Bonjour, Air Video est très bien fait pour le partage de tous les films et séries iTunes via Wifi et 3G.


----------



## ikeke (30 Mai 2010)

Arkange a dit:


> Bonjour, Air Video est très bien fait pour le partage de tous les films et séries iTunes via Wifi et 3G.



Tout à fait, c'est vraiment excellent pour lire les vidéos dont le format n'est pas supporté nativement par l'iPad. Tout passe: Divx, xvid, mkv et cerise sur le gateau pour moi, la prise en charge des sous-titres SRT. Vraiment un must have je trouve.


----------



## twinworld (30 Mai 2010)

Merci pour Le truc. Je viens d'installer. Effectivement l'aplication est propre et ca marchés nickel.

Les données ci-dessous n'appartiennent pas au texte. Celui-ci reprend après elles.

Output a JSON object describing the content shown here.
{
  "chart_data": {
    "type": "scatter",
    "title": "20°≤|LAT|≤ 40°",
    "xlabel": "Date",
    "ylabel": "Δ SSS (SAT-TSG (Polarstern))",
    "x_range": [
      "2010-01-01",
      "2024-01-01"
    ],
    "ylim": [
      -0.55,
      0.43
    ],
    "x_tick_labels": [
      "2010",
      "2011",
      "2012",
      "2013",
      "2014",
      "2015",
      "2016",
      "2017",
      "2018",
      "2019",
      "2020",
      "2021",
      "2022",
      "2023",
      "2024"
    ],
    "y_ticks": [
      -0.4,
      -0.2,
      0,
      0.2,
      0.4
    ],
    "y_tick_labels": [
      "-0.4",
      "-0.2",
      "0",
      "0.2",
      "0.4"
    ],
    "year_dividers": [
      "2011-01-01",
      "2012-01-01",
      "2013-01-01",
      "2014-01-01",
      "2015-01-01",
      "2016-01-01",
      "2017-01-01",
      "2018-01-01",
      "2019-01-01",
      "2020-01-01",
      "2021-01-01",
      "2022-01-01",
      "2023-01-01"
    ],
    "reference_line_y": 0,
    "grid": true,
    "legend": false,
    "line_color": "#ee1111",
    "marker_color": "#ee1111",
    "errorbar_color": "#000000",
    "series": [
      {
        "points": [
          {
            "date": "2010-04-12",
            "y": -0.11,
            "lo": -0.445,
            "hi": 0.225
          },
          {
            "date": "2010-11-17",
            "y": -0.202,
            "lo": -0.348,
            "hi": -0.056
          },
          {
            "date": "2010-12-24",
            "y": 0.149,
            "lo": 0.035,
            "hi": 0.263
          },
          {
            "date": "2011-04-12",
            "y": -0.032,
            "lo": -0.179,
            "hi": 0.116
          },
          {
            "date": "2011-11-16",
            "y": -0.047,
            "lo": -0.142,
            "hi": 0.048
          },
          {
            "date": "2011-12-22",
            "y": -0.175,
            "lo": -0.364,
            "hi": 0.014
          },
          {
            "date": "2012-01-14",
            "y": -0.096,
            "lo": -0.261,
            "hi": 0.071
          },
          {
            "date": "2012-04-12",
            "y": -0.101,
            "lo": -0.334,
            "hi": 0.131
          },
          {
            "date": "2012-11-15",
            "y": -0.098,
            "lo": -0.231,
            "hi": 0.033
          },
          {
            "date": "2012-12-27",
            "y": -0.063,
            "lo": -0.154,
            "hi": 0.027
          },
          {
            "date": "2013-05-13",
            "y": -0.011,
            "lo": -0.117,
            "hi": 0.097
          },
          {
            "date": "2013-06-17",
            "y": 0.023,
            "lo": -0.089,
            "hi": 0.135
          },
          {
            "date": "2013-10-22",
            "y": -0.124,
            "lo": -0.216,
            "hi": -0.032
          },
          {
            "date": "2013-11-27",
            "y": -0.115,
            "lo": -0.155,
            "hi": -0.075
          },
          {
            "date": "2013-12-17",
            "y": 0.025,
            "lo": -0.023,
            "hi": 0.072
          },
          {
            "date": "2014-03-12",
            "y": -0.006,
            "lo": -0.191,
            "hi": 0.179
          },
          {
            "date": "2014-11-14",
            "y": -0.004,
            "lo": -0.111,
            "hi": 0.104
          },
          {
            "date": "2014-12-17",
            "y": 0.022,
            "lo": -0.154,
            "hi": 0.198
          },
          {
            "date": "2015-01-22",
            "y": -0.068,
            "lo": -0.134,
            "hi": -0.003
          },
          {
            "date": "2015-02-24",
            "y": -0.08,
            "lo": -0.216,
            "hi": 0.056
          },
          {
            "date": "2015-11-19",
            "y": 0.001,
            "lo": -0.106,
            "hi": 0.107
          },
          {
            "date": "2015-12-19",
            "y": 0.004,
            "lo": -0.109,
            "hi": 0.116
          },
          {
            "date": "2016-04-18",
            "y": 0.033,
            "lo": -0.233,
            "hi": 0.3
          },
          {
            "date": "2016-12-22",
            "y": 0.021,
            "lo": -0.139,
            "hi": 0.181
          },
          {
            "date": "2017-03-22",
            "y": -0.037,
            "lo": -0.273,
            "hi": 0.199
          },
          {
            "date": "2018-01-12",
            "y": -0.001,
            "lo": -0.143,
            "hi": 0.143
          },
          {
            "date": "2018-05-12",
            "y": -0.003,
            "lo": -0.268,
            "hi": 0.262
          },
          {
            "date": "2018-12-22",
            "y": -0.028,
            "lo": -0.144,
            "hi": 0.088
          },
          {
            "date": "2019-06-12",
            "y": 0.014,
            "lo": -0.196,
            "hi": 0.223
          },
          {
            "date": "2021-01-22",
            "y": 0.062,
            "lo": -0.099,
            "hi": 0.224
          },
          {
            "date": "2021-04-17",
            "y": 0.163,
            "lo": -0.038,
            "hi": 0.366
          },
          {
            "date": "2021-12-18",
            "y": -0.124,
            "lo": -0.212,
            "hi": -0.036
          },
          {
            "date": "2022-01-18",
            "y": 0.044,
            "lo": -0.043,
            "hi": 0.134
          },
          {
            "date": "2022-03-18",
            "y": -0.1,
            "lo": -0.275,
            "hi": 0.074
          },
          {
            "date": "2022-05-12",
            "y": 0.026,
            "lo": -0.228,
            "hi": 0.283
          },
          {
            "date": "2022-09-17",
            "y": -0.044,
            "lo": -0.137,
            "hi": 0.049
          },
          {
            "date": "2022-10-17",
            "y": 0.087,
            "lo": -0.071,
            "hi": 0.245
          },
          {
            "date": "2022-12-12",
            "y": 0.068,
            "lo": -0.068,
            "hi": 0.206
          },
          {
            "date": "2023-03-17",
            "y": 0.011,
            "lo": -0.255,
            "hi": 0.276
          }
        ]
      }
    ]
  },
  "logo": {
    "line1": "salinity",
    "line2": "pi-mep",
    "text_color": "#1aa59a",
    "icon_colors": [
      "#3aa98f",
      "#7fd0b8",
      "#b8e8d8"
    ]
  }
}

Maintenant j'attends de recevoir Le kit de connexion pour brancher mon APN à mon iPad et tester une application pour stocker les films et les lire parce qu'avec iPhoto ca va pas.


----------



## twinworld (2 Janvier 2011)

Une photo d'écran pour illustrer mon propos en complément de ce que j'expliquais  ici http://www.igen.fr/app-store/best-ipad-20-applications-pour-bien-commencer-28092?page=0,1


----------



## arbaot (2 Janvier 2011)

essaye OPlayerHD lite (supporte le SRT et + de format que VLC)
mais pub en haut (vide si déconnecté)
tu peux supprimer des fichiers de l'appli 
et de mail tu peux y ouvrir des PJ et les sauvegardés
otpions de gestion d'url (pas testés)


----------